June 27, 2012 at 04:38 PM · It's been observed on this thread, and also by other experts such as Sacconi, that the "S & W" from old fiddles seems to come from "all around" whereas with newer work the ears register the sound as coming from a point source.

The normal binaural, stereo, effect seems to get over-ridden somehow.

Does David Burgess know of any explanation ??

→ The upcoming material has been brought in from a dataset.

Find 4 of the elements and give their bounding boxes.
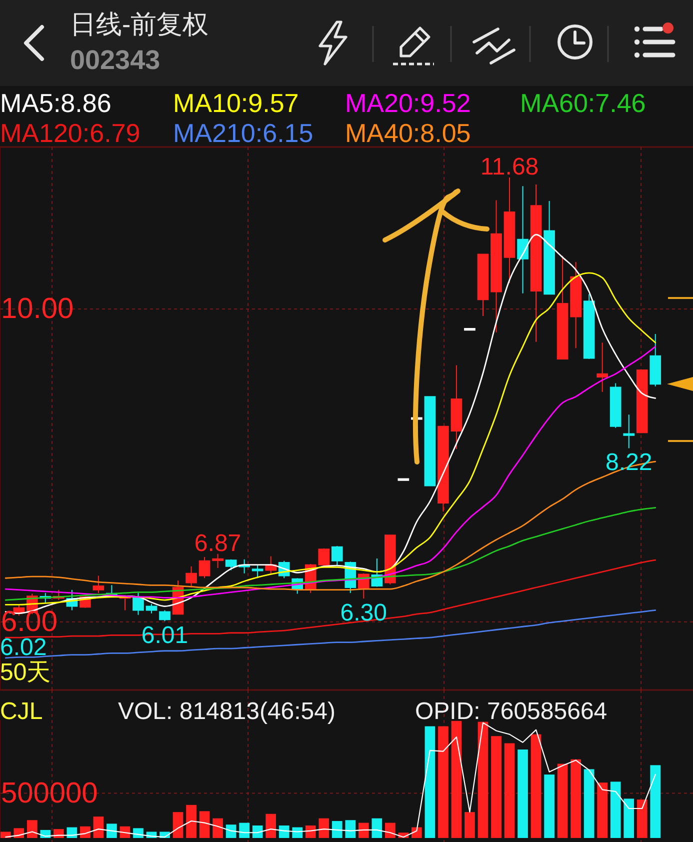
- annotation: OPID: 760585664: [415, 698, 608, 725]
- y-tick-label: 500000: [1, 778, 98, 810]
- annotation: VOL: 814813(46:54): [118, 698, 336, 725]
- chart-title: CJL: [0, 698, 43, 725]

June 27, 2012 at 04:56 PM · We're working on that, but answers haven't been nailed down yet. The Paris study will place heavy emphasis on "projection".... what it is, how it's produced, and I expect they will examine related things like this "point source" phenomenon or belief.

Edit:

There's more on the upcoming Paris experiment here:

http://thestrad.com/Article.asp?ArticleID=2266

June 27, 2012 at 05:43 PM · My sound preference in the past was always for 18th century Italian violins. My belief system was completely shattered when I tried, and subsequently bought, a semi-modern violin by Capicchioni. Now I am open minded, preferring to try each violin on its own merit, whether old or new.

I'm still a stick-in-the mud when it comes to bows. I prefer 19th or early 20th century French bows.

David, I am looking forward to the results of those tests. I believe they will debunk many myths.

Cheers Carlo

June 27, 2012 at 06:11 PM · Lyndon, I'm not interested in spending another day correcting your misquotes relating to either Claudia Fritz or myself, or your misinformation regarding these tests.

If you want to waste everyone's time by running out the few remaining posts in this thread that way, have at it. I'll just warn everyone to take it with a huge grain of salt.

Got better things to do.

June 27, 2012 at 07:06 PM · On the other forum Lyndon mentioned, things got bad enough that one of the designers of the test registered there for the first time, and had this to say:

"Lyndon, for God's sake, could you read carefully the paper? Which data are you talking about??? I agree with David, it would be nice if your arguments were based on what I have actually said and done, and not on your fantasies about what I have said, done, or will say."

Lyndon, not only have I read the paper at least a dozen times, but I've spoken with the three major people involved in executing the test, one at great length. I'm quite certain that you don't have anything to teach me about it.

Frankly, some of your gyrations are a little embarrassing, since you seem to want to suggest an association with our profession.

June 27, 2012 at 07:10 PM ·

June 27, 2012 at 07:12 PM · What do professionals want in a violin?

Permit this non-professional to list the following qualities in descending order of importance for my purposes:

1) Response/sensitivity to the bow

2) Balance across the strings

3) Sound, (this I would say is more subjective to the player and objective to the listener)to include richness, depth, warmth, fullness, openness, clarity, good resonance

4) Power/Loudness in decibels

The maker, appearance and physical condition of the instrument would be answered in another question.

June 27, 2012 at 07:19 PM · Lyndon, you wrote "now we have a very vocal minority trying to convince us modern violins sound better"

There may be a minority that say 'modern violins sound better'. I am not one of those. Instead, I believe that some modern violins are better than old, some Chinese violins are better than Italian, some spirit varnish is better than oil, and so on...

The point I am making is that, I feel that every violin should be tried as an individual and that sweeping statements about origin and age are neither scientific or logical.

It is clear to me, that professionals are looking for projection, clarity, and power in their instruments. I believe that sweet and warm violins do not have these qualities and are more suited to the amateur player. Not all agree.

It has been a most interesting discussion. I'm not sure anyone has changed their mind about what they believe in, but it is food for thought.